C'est cette flottille étrange et variée qui devait concourir aux régates. Parmi tant d'embarcations différentes, on avait fini par établir une sorte de classification, tant à la voile qu'à la rame.
Les grands-ducs étaient les premiers à concourir, à la voile, avec les grandes péniches hardiment cambrées; les simples mortels se contentaient de la rame; de jeunes officiers s'étaient fait inscrire pour les courses en podoscaphe et en périssoire, courses qui offrent toujours un élément comique en raison des accidents inévitables et du maniement bizarre de la pagaie.
Lorsque la société de la princesse arriva au bord du lac, une foule parée, composée de tout ce que Tsarkoé-Sélo et sa voisine Pavlovsk avaient de plus élégant et de plus riche, se pressait sur les bords de cette immense coupe de cristal.
Pétersbourg et les environs avaient aussi envoyé leur contingent de spectateurs. Les gens du peuple, peu nombreux, se groupaient instinctivement dans les endroits peu favorisés, d'où l'oeil n'embrassait qu'une étroite partie du parcours, tandis que la noblesse et la haute finance se rapprochaient de l'embarcadère impérial, où la famille du souverain présidait à ces jeux.
Des tapis et des sièges de velours couvraient le large espace dallé de marbre. Sur les marches énormes qui descendaient jusque dans le lac, s'étageait la gracieuse guirlande des demoiselles d'honneur, des pages, des officiers de service, tous en pimpant uniforme, en fraîche toilette d'été. Les gros généraux massifs soufflaient un peu plus loin sous le poids de l'uniforme trop juste et des lourdes épaulettes.

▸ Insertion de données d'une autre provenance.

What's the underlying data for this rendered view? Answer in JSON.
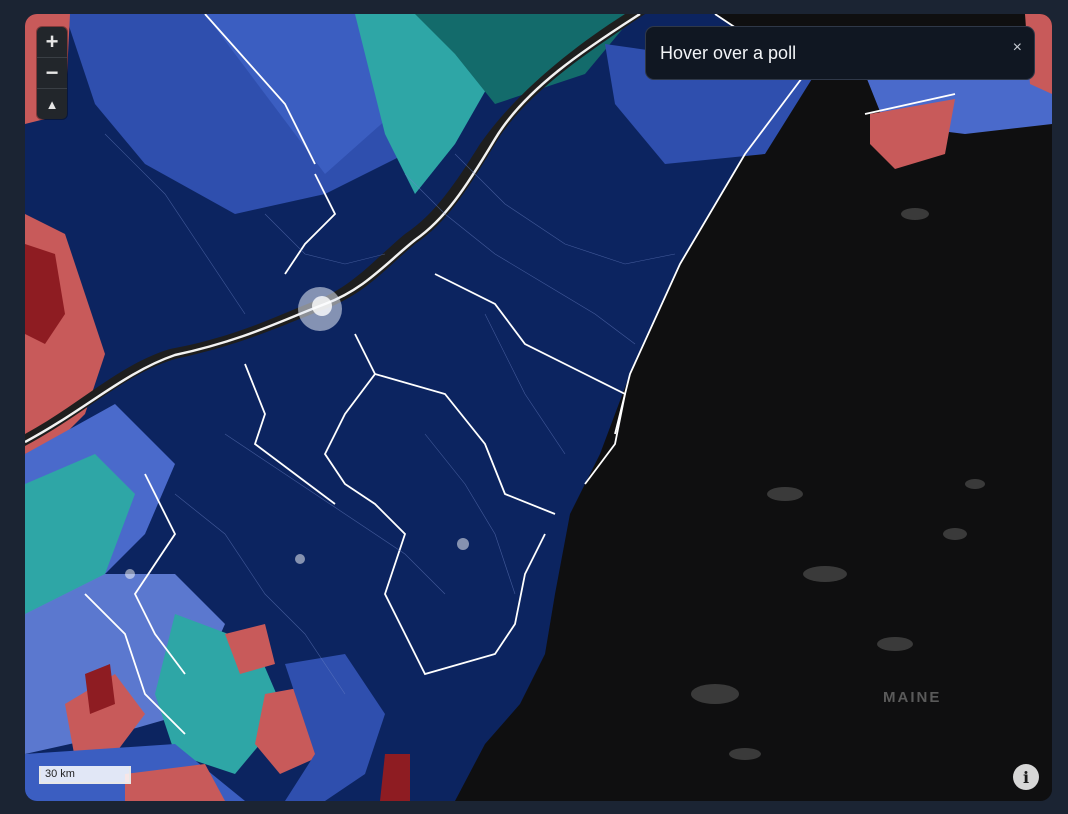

C'était la cour encore, mais en villégiature, avec une étiquette bien restreinte, la cour, pour ainsi dire, en famille.
La princesse Sophie s'était fait garder quelques places non loin de l'embarcadère, et ses amis lui formèrent une garde d'honneur compacte.

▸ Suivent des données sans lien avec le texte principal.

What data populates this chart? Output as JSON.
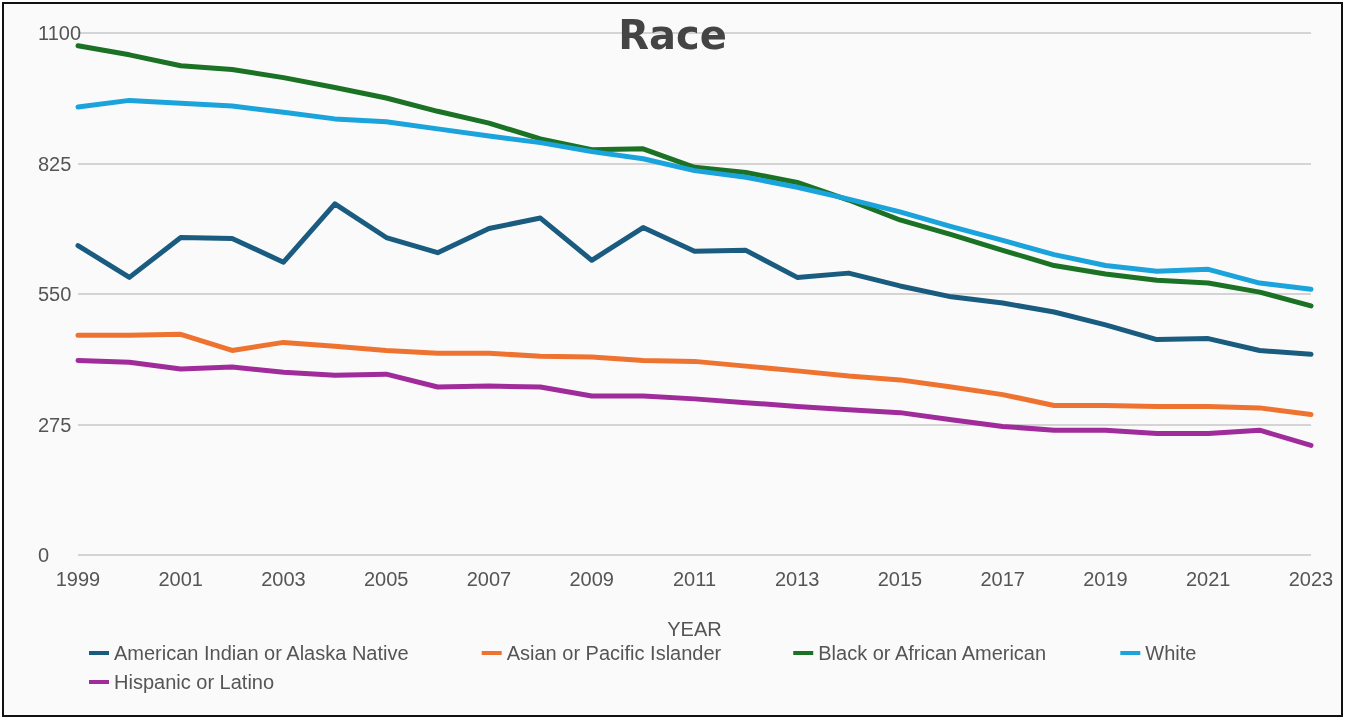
{
  "chart_data": {
    "type": "line",
    "title": "Race",
    "xlabel": "YEAR",
    "x": [
      1999,
      2000,
      2001,
      2002,
      2003,
      2004,
      2005,
      2006,
      2007,
      2008,
      2009,
      2010,
      2011,
      2012,
      2013,
      2014,
      2015,
      2016,
      2017,
      2018,
      2019,
      2020,
      2021,
      2022,
      2023
    ],
    "series": [
      {
        "name": "American Indian or Alaska Native",
        "color": "#1a5c80",
        "values": [
          652,
          585,
          669,
          667,
          617,
          740,
          669,
          637,
          688,
          710,
          621,
          690,
          640,
          642,
          585,
          594,
          567,
          544,
          531,
          512,
          485,
          454,
          456,
          431,
          423
        ]
      },
      {
        "name": "Asian or Pacific Islander",
        "color": "#ee7330",
        "values": [
          463,
          463,
          465,
          431,
          448,
          440,
          431,
          425,
          425,
          419,
          417,
          410,
          408,
          398,
          388,
          377,
          369,
          354,
          338,
          315,
          315,
          313,
          313,
          310,
          296
        ]
      },
      {
        "name": "Black or African American",
        "color": "#1b7225",
        "values": [
          1073,
          1054,
          1031,
          1023,
          1006,
          985,
          963,
          935,
          910,
          877,
          854,
          856,
          817,
          806,
          785,
          748,
          706,
          675,
          642,
          610,
          592,
          579,
          573,
          554,
          525
        ]
      },
      {
        "name": "White",
        "color": "#1ba3dc",
        "values": [
          944,
          958,
          952,
          946,
          933,
          919,
          913,
          898,
          883,
          869,
          850,
          835,
          810,
          796,
          775,
          750,
          723,
          692,
          663,
          633,
          610,
          598,
          602,
          573,
          560
        ]
      },
      {
        "name": "Hispanic or Latino",
        "color": "#a02b9a",
        "values": [
          410,
          406,
          392,
          396,
          385,
          379,
          381,
          354,
          356,
          354,
          335,
          335,
          329,
          321,
          313,
          306,
          300,
          285,
          271,
          263,
          263,
          256,
          256,
          263,
          231
        ]
      }
    ],
    "xlim": [
      1999,
      2023
    ],
    "xticks": [
      1999,
      2001,
      2003,
      2005,
      2007,
      2009,
      2011,
      2013,
      2015,
      2017,
      2019,
      2021,
      2023
    ],
    "ylim": [
      0,
      1100
    ],
    "yticks": [
      0,
      275,
      550,
      825,
      1100
    ],
    "grid": "y",
    "legend": "bottom",
    "marker": "none",
    "line_style": "solid"
  }
}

Le signal fut donné, les gracieuses embarcations s'élancèrent, les voiles de toutes formes découpèrent sur le ciel des courbes élégantes, puis disparurent derrière l'île qui occupe le milieu du lac. On les aperçut à travers une clairière, puis elles disparurent encore.
Les yeux se fixèrent avec avidité sur la pointe de l'île où devaient apparaître les voiles rivales.
Une péniche blanche sortit la première de la verdure et se dirigea vers le rivage; par une manoeuvre audacieuse, le grand-duc A..., qui tenait la barre, vira de bord presque auras du cap et obtint une avance considérable sur les autres, qui avaient sorti du champ pour doubler la pointe.